The classes met outside the Jim Bridger Lodge and then moved under the awning at
the ski patrol clinic. They began by discussing the protocol when you arrive at the
parking lot – ensuring all your ski partners have a beacon and checking the battery
life in each. From there, the classes moved into the parking lot above the clinic and
the adjacent woods where the instruction focused on what to do when a ski partner
is buried.
“I tell them we [all] need to understand our equipment,” Greeno said. “They pull out
their probes, and some still have the sticker on them.”

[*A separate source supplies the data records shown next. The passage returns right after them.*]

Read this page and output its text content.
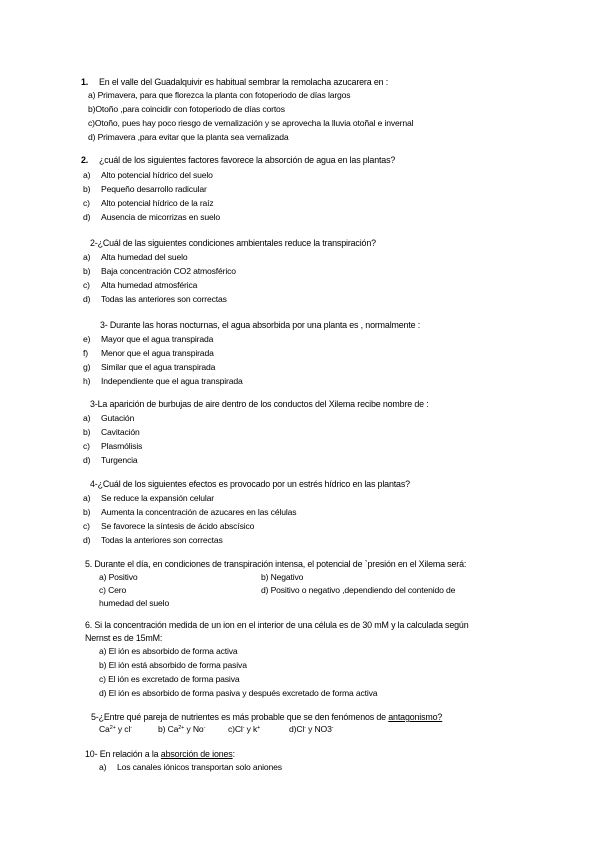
1. En el valle del Guadalquivir es habitual sembrar la remolacha azucarera en :
a) Primavera, para que florezca la planta con fotoperiodo de días largos
b)Otoño ,para coincidir con fotoperiodo de días cortos
c)Otoño, pues hay poco riesgo de vernalización y se aprovecha la lluvia otoñal e invernal
d) Primavera ,para evitar que la planta sea vernalizada
2. ¿cuál de los siguientes factores favorece la absorción de agua en las plantas?
a) Alto potencial hídrico del suelo
b) Pequeño desarrollo radicular
c) Alto potencial hídrico de la raíz
d) Ausencia de micorrizas en suelo
2-¿Cuál de las siguientes condiciones ambientales reduce la transpiración?
a) Alta humedad del suelo
b) Baja concentración CO2 atmosférico
c) Alta humedad atmosférica
d) Todas las anteriores son correctas
3- Durante las horas nocturnas, el agua absorbida por una planta es , normalmente :
e) Mayor que el agua transpirada
f) Menor que el agua transpirada
g) Similar que el agua transpirada
h) Independiente que el agua transpirada
3-La aparición de burbujas de aire dentro de los conductos del Xilema recibe nombre de :
a) Gutación
b) Cavitación
c) Plasmólisis
d) Turgencia
4-¿Cuál de los siguientes efectos es provocado por un estrés hídrico en las plantas?
a) Se reduce la expansión celular
b) Aumenta la concentración de azucares en las células
c) Se favorece la síntesis de ácido abscísico
d) Todas la anteriores son correctas
5. Durante el día, en condiciones de transpiración intensa, el potencial de `presión en el Xilema será:
a) Positivo	b) Negativo
c) Cero	d) Positivo o negativo ,dependiendo del contenido de
humedad del suelo
6. Si la concentración medida de un ion en el interior de una célula es de 30 mM y la calculada según
Nernst es de 15mM:
a) El ión es absorbido de forma activa
b) El ión está absorbido de forma pasiva
c) El ión es excretado de forma pasiva
d) El ión es absorbido de forma pasiva y después excretado de forma activa
5-¿Entre qué pareja de nutrientes es más probable que se den fenómenos de antagonismo?
$Ca^{2+}$ y cl-	b) $Ca^{2+}$ y No-	c)Cl- y k+	d)Cl- y NO3-
10- En relación a la absorción de iones:
a) Los canales iónicos transportan solo aniones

After they practiced assembling the probes, participants used them in the soft
powder snow, then moved to the parking lot to practice probing and shoveling in
the hard snowbanks. This simulates the challenges of finding a partner in firm
avalanche debris, Greeno said.
Students conducted a search for beacons Greeno had previously buried; once they
were located, the students probed to find exactly where the units were buried. They
used the spiral probe search technique that’s standard in avalanche rescue, moving
outwards in a counterclockwise direction until they hit the target.
In total, five people participated between the two classes, which was a good turnout
considering they both fell on huge powder days, Greeno said.
The Friends of GNFAC has also conducted two, four-day Montana State University
Introduction to Avalanches courses this year, which included weekend-long field
courses at Bridger Bowl. The first one offered in December had 175 participants.